A practical lot record contains:

  • Material name (and INCI / CAS for unambiguity).
  • Supplier and PO or invoice number.
  • Lot number as printed on the supplier's container.
  • Date received and date opened.
  • Storage condition (fridge / dark cabinet / inert atmosphere).

The lot number flows from the receipt log to the lab sheet to the finished batch record. This is the chain a regulator or a contract filler will trace if there is ever a quality issue.

QC checks worth running

Most indie perfumers skip QC, then learn the hard way that a few cheap checks catch most batch errors before the bottles are filled:

  • Density. Compare against the previous batch on a 5 mL volumetric flask. A drift of more than ~1 % suggests the alcohol or a major component was misweighed.
  • 4 °C clarity. Chill a sample for 24 h. Cloudy or precipitating? You may need to cold-filter or revisit the dosing of resinous materials.
  • Blotter smell at 24 h and 7 d. The 24 h check catches gross errors; the 7 d check confirms the dry-down matches your reference batch.
  • Top-note check at 5 min. Within five minutes of dilution, the top notes should match your reference. A flat or burnt top is the most common symptom of a top-note miscount.

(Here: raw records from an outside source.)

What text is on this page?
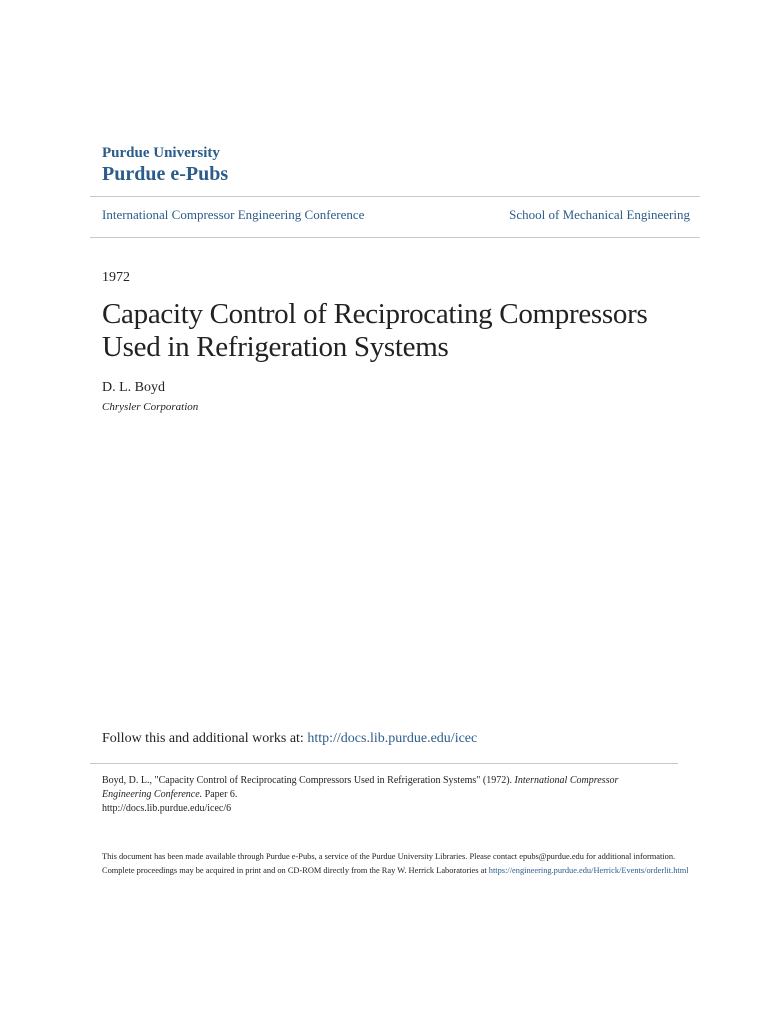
Purdue University
Purdue e-Pubs
International Compressor Engineering Conference	School of Mechanical Engineering
1972
Capacity Control of Reciprocating Compressors
Used in Refrigeration Systems
D. L. Boyd
Chrysler Corporation
Follow this and additional works at: http://docs.lib.purdue.edu/icec
Boyd, D. L., "Capacity Control of Reciprocating Compressors Used in Refrigeration Systems" (1972). International Compressor Engineering Conference. Paper 6.
http://docs.lib.purdue.edu/icec/6
This document has been made available through Purdue e-Pubs, a service of the Purdue University Libraries. Please contact epubs@purdue.edu for additional information.
Complete proceedings may be acquired in print and on CD-ROM directly from the Ray W. Herrick Laboratories at https://engineering.purdue.edu/Herrick/Events/orderlit.html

What a lab sheet earns you

The discipline of writing a complete lab sheet is what turns a perfumer into a producer. It is also what makes you legible to fillers, contract labs, and regulators when you need them. A formula in your head is an artwork; a formula on a versioned lab sheet, with batch records and lot numbers, is a product.

If you are starting out, the move is not to design the perfect template on day one, it is to write something down for every batch from now on, and let the template improve as you find the gaps. The next batch of your best formula should match the previous one. The lab sheet is how.